Questa fondamentale differenza si riflette nel modo in cui Pocahontas finisce per accollarsi un certo numero di responsabilità nei confronti della sua gente, in netto contrasto con i suoi illustri predecessori.

E’ interessante notare come con le principesse precedenti, anche quelle meglio caratterizzate, non si sia mai posto l’accento sulle responsabilità che il ruolo reca con sé in quanto persona di potere.

Da una parte, è vero che in una società simil-medievale, orientale, rinascimentale o settecentesca il ruolo di una principessa è in ogni caso subordinata a quella del principe e del sovrano, ciononostante faccende politiche o questioni riguardanti “il popolo” venivano, nei film precedenti, spesso e volentieri messe sullo sfondo, quando non del tutto ignorate. E in ogni caso, per le principesse in questione i problemi da affrontare avevano poco o nulla a che fare con il loro status “politico”, e molto più con quello personale.

Qui invece, le azioni di Pocahontas vanno oltre il mero desiderio personale e rappresentano un disperato tentativo di salvare non solo il proprio amore, ma anche la propria gente da un destino che lei sente proprio dovere impedire, anche a costo di trasgredire le disposizioni di suo padre. Quindi, è anche determinata e fedele a ciò che ritiene giusto non solo per sé stessa, ma anche per gli altri a cui tiene.
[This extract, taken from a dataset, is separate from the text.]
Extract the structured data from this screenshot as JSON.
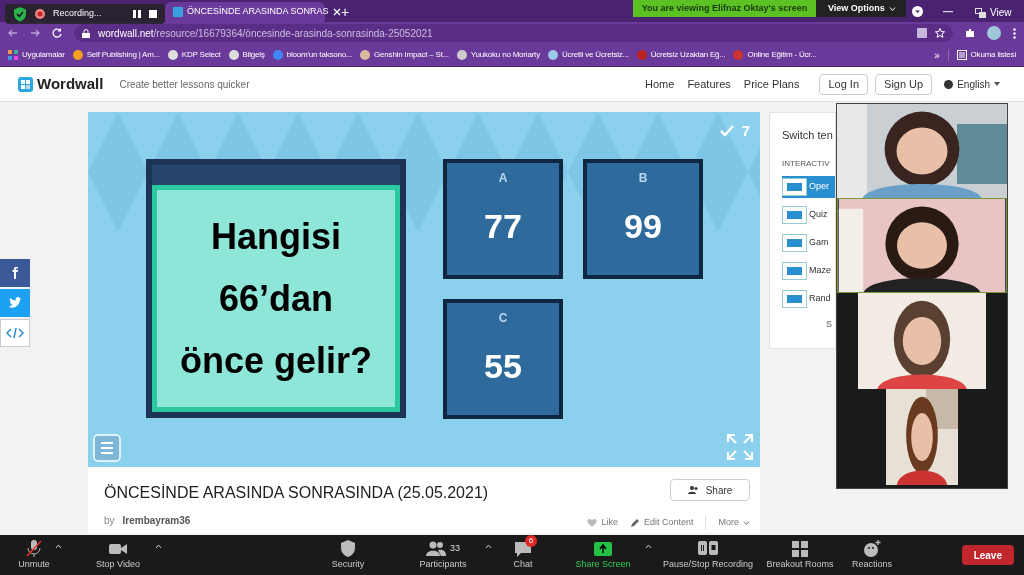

Ciò si riflette indubbiamente nelle dinamiche della storia d’amore con John Smith: non solo il modo, già accennato, in cui giustamente si infervora di fronte all’arroganza colonialista di Smith, ma anche per il fatto che, a dispetto dell’amore per un bianco e della sua non proprio alta considerazione per il promesso sposo Kokum (“Ma è così… serio!”), è sconvolta e disperata quando quest’ultimo viene ucciso da Thomas, in una scena dalla crudezza ancora oggi scioccante.
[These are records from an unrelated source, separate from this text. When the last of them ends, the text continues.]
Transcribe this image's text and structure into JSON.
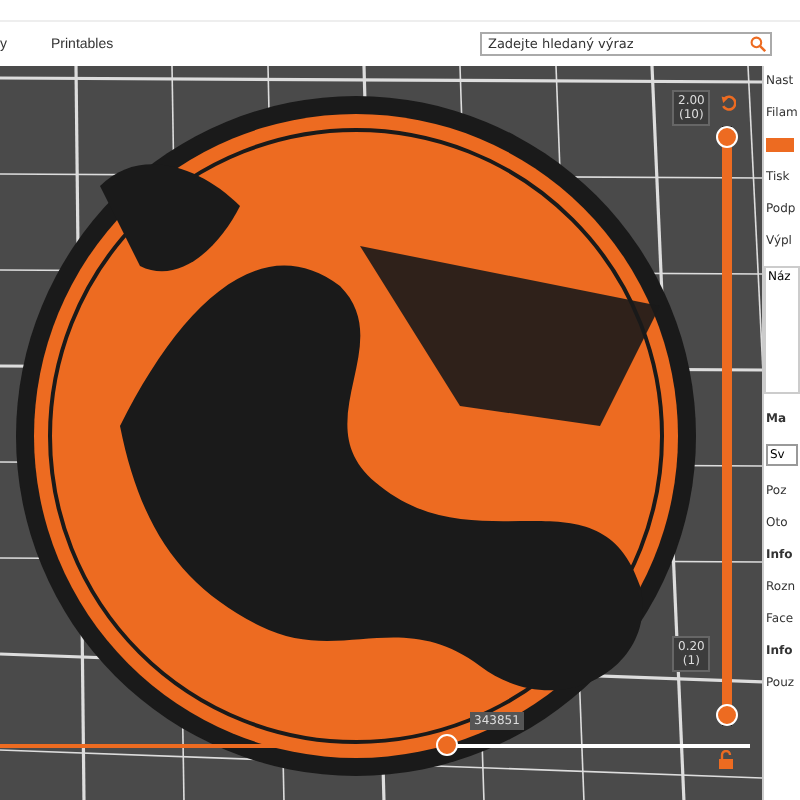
{
  "tabs": [
    {
      "label": "y",
      "selected": false
    },
    {
      "label": "Printables",
      "selected": false
    }
  ],
  "search": {
    "placeholder": "Zadejte hledaný výraz"
  },
  "layer_slider": {
    "top_label": "2.00",
    "top_sub": "(10)",
    "bottom_label": "0.20",
    "bottom_sub": "(1)",
    "upper": {
      "level": 1
    },
    "lower": {
      "level": 0
    }
  },
  "move_slider": {
    "level": 0.6,
    "reading": "343851"
  },
  "sidebar": {
    "labels": [
      {
        "text": "Nast",
        "kind": "label"
      },
      {
        "text": "Filam",
        "kind": "label"
      },
      {
        "kind": "swatch"
      },
      {
        "text": "Tisk",
        "kind": "label"
      },
      {
        "text": "Podp",
        "kind": "label"
      },
      {
        "text": "Výpl",
        "kind": "label"
      },
      {
        "text": "Náz",
        "kind": "list"
      },
      {
        "text": "Ma",
        "kind": "heading"
      },
      {
        "text": "Sv",
        "kind": "combo"
      },
      {
        "text": "Poz",
        "kind": "label"
      },
      {
        "text": "Oto",
        "kind": "label"
      },
      {
        "text": "Info",
        "kind": "heading"
      },
      {
        "text": "Rozn",
        "kind": "label"
      },
      {
        "text": "Face",
        "kind": "label"
      },
      {
        "text": "Info",
        "kind": "heading"
      },
      {
        "text": "Pouz",
        "kind": "label"
      }
    ]
  }
}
Anche se innamorata di qualcuno appartenente a una diversa “razza”, mai, neanche per un istante ha tradito la sua gente, o è venuta meno alla lealtà nei suoi confronti.

E questo ci conduce al finale, dove Pocahontas mostra anche una grande, invidiabile maturità: con John Smith ferito e bisognoso di cure, lei potrebbe benissimo scegliere di venire con lui in Inghilterra e lasciarsi la propria tribù alle spalle.

Potrebbe. Vorrebbe.

Ma non lo fa: in cuor suo, sa che la sua gente ha ancora bisogno di lei (specie alla luce dell’accresciuta stima verso di lei, ora che ha impedito una guerra), e voltare loro le spalle significherebbe scappare dalle proprie responsabilità per puro egoismo.

Lei decide di rimanere, e questo, oltre a portare a una delle scene finali più maestose e poetiche mai partorite dalla Disney, rende il film l’unico classico Disney privo di un lieto fine.

Insomma, tanta roba per una principessa Disney fra le più sottovalutate e dimenticate di sempre.

CURIOSITA’

  • E’ ancora una volta il fuoriclasse Glen Keane (Ariel, la Bestia, Aladdin, Tarzan) ad occuparsi dell’animazione di Pocahontas, e insieme a lui un team di oltre venti artisti, fra i quali il collega Mark Henn, con cui aveva già collaborato alla creazione dell’eroina in “La Sirenetta”. Il look molto angolare e spigoloso fu il frutto non solo di rendere più interessante e carico d’appeal le immagini già esistenti della protagonista nei documenti storici, ma anche l’esigenza di adattarsi allo stile impostato dal direttore artistico Michael Giaimo, dall’impronta più marcatamente realistica.
  • La scena fra Pocahontas e un John Smith prigioniero doveva originariamente includere la canzone “If I Never Knew You” (“Se tu non ci fossi”), ma questa venne tagliata per ragioni di ritmo; però, la sua melodia venne mantenuta nella colonna sonora e la canzone stessa appare nei titoli di coda.